Thirty-six entities headed by Hamburg-based shipping company Ocean Capital Administration are seeking legal redress from the financial sanctions imposed on them by the European Union (EU) for their alleged involvement in Iran’s nuclear program and arms trafficking, a court document showed.

The shipping firms recently filed a suit with the General Court of the EU in Luxembourg to ask for the annulment of the financial sanctions that have led to their assets in the region being frozen.

The EU widened its sanction coverage three months ago by including more than 100 new entities to its lineup of blacklisted companies and individuals that includes entities supposedly owned by the Islamic Republic of Iran Shipping Lines (IRISL).

The complainants claimed the allegations against them were “incorrect, unsubstantiated and unjustified.” They said none of them engaged in or supported Iran’s nuclear program, nor were they owned or controlled by any entity that was engaged in or supported such activities.
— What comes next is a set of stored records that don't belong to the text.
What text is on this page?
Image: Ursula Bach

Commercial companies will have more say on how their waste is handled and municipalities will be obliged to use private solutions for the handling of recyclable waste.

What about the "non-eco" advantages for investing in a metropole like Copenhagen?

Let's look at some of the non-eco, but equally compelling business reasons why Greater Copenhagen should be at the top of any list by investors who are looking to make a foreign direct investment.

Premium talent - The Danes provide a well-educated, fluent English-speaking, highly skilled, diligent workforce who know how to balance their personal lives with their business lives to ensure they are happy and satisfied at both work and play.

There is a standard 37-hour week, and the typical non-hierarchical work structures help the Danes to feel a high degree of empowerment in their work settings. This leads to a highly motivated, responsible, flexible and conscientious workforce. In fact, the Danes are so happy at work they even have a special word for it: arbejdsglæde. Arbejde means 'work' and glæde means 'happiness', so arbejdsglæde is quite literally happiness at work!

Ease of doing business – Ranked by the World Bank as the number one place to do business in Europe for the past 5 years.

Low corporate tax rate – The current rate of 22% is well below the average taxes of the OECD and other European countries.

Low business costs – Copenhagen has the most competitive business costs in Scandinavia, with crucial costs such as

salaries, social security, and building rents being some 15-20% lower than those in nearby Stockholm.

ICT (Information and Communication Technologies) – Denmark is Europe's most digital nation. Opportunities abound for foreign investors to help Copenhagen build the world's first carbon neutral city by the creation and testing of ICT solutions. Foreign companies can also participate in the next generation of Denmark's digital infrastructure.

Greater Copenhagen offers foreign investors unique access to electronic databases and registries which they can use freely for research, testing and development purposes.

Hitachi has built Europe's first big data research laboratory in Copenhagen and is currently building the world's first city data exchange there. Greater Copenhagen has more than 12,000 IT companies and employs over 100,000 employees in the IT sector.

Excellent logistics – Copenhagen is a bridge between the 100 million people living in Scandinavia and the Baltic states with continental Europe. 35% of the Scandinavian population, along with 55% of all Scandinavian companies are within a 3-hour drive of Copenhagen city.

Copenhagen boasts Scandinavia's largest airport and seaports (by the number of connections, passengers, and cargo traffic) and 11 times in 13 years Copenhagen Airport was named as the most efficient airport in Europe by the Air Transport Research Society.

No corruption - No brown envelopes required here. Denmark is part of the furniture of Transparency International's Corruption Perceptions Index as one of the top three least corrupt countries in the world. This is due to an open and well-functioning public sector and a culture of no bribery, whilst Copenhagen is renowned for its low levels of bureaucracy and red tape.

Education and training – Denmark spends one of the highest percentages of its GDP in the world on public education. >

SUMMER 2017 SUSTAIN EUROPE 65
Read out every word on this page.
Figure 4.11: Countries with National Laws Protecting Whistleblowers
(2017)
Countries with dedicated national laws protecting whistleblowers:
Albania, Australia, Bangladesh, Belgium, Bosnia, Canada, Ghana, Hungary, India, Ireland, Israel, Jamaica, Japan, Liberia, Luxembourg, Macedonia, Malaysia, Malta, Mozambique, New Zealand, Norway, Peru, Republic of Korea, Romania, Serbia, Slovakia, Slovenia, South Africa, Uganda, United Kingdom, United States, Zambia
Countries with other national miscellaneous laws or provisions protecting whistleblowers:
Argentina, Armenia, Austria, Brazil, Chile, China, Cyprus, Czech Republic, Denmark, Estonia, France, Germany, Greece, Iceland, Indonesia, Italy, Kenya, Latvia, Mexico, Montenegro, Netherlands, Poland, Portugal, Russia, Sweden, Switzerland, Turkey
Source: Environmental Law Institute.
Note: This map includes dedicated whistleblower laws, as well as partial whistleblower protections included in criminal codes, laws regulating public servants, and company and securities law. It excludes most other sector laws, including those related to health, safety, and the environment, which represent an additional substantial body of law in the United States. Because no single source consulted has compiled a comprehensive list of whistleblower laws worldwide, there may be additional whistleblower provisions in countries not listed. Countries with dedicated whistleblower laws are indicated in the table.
The companies, with headquarters in Germany, Malta, and Cyprus, said in their court application that the “serious allegations” have had huge repercussions on their reputation and revenue. Their business activities in the EU have been curtailed, they said, preventing them from acquiring insurance or reinsurance from any European company and from docking their cargoes at EU ports.

The EU imposed wider sanctions to force Teheran to cease its nuclear energy drive, which it suspects was geared toward making atomic bombs. Iran has denied the charges, saying the nuclear program was for electricity generation and medical treatment.

This is the second annulment application made with the EU’s General Court. The first was filed in October 2010 by IRISL and 19 other firms. In their application, the IRISL refuted accusations by both the EU and the United States that it was involved in illegal activity. Over the past few months, the sanctions have led to the temporary seizure of IRISL ships at foreign ports.